A 2024 study by Kaspersky found that 27% of IoT-related incidents involved some form of social engineering, often starting with phishing emails targeting administrators or end users responsible for device management.

To understand the scope and impact of the latest social engineering techniques, it’s helpful to compare them side by side. The table below highlights key differences among several popular attack methods in 2024:

Technique	Main Vector	Typical Target	Success Rate (Estimated)	Notable Example (2024)
AI-Powered Spear Phishing	Email, Chat	Corporate Employees	35%-45%	AI chatbot impersonating IT staff at a bank
Deepfake Video Calls	Video Conferencing	Executives, Finance Teams	30%-40%	Fake CFO authorizing wire transfer
Smishing	SMS, Messaging Apps	General Public	20%-25%	Fake bank verification SMS
Hybrid Attacks	Email + Phone	All Employees	40%-50%	Follow-up vishing after phishing email
IoT-Based Social Engineering	Smart Devices	Households, Offices	15%-20%	Compromised smart assistant in home

What Organizations and Individuals Should Watch For

With these advanced techniques on the rise, both organizations and individuals must stay vigilant. It is no longer enough to be suspicious of poorly worded emails or unexpected phone calls. Modern social engineering attacks are well-researched, highly personalized, and often technologically advanced.

For organizations, it’s crucial to update security policies to address threats beyond email phishing. This includes training employees to recognize deepfakes, verifying requests through multiple channels, and monitoring unusual activity on IoT devices. Multi-factor authentication, while essential, should not be viewed as a cure-all—attackers are increasingly targeting the channels used for verification codes.

Individuals should be cautious when sharing personal details online, as attackers use this information to build convincing pretexts. Scrutinize unexpected requests, especially those that convey urgency or secrecy, and always verify identities through independent means.

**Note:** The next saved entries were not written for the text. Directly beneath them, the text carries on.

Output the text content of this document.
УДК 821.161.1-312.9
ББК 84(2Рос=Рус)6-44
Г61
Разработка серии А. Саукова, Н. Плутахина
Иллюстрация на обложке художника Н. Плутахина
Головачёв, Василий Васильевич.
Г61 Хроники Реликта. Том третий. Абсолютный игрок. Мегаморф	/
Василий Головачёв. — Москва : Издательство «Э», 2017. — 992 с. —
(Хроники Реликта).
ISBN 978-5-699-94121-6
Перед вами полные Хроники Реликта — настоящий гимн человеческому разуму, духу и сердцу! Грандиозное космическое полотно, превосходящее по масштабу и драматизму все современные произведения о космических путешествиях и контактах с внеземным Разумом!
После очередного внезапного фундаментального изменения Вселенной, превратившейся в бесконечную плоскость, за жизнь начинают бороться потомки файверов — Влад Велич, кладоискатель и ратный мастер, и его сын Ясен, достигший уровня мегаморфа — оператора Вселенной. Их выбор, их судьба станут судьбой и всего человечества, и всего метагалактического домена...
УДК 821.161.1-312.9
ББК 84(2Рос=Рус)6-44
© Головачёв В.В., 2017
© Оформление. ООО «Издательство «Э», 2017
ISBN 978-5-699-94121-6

As technology advances, so too do the tactics of social engineers. In 2024, the combination of AI, deepfakes, and the proliferation of connected devices means that everyone is a potential target. The best defense is a proactive and adaptive approach to security that combines education, technology, and vigilance.

According to Gartner, by 2025, 60% of organizations will consider human-centric security design as critical to their cybersecurity strategy—up from just 15% in 2021. This underscores the growing recognition that people, not just technology, are at the heart of effective defense against social engineering.

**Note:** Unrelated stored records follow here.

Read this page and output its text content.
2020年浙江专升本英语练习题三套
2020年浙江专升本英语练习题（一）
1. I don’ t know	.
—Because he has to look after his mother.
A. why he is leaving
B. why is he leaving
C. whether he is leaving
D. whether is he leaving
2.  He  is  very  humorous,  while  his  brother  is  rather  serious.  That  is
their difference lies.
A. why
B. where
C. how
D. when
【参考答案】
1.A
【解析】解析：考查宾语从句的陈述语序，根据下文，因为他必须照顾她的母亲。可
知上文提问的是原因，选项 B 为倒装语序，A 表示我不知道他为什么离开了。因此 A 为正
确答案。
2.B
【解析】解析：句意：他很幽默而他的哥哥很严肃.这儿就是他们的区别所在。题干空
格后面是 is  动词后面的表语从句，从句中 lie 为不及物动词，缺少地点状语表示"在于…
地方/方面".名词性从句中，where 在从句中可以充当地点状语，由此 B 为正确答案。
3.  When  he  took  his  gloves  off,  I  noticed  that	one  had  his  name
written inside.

While the threats may seem daunting, awareness is the first step toward resilience. By understanding the latest techniques and staying informed, we can all play a part in thwarting the next wave of social engineering attacks.

FAQ

▸ What is the most dangerous social engineering technique in 2024?

Deepfake-enabled video calls combined with AI-driven spear phishing are considered the most dangerous, as they can convincingly impersonate trusted individuals and adapt to real-time interactions.

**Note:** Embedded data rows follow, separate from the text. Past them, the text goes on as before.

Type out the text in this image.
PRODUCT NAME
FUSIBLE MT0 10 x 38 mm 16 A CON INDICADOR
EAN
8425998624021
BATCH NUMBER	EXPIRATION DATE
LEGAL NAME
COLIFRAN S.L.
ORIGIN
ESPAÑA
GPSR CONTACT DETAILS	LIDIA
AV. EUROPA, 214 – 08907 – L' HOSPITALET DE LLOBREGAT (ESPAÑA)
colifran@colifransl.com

▸ How can I recognize an AI-powered phishing attack?

Look for subtle cues such as unusual requests, a sense of urgency, or messages that reference information you haven't shared with the sender. Cross-check requests through separate channels whenever possible.

▸ Are IoT devices really a significant risk for social engineering?

Yes, as more devices become internet-connected, they offer new entry points for attackers. Poorly secured devices can be exploited to gather information or impersonate users.

▸ Has the success rate of social engineering attacks increased?

Yes. With the use of AI and data analytics, the success rate of targeted social engineering attacks has risen, with some sophisticated hybrid attacks achieving up to a 50% success rate.

▸ What should organizations focus on to counter these new threats?

Organizations should invest in employee training, deploy advanced threat detection tools, regularly update security protocols, and emphasize the importance of verifying identities—especially for sensitive transactions or unusual requests.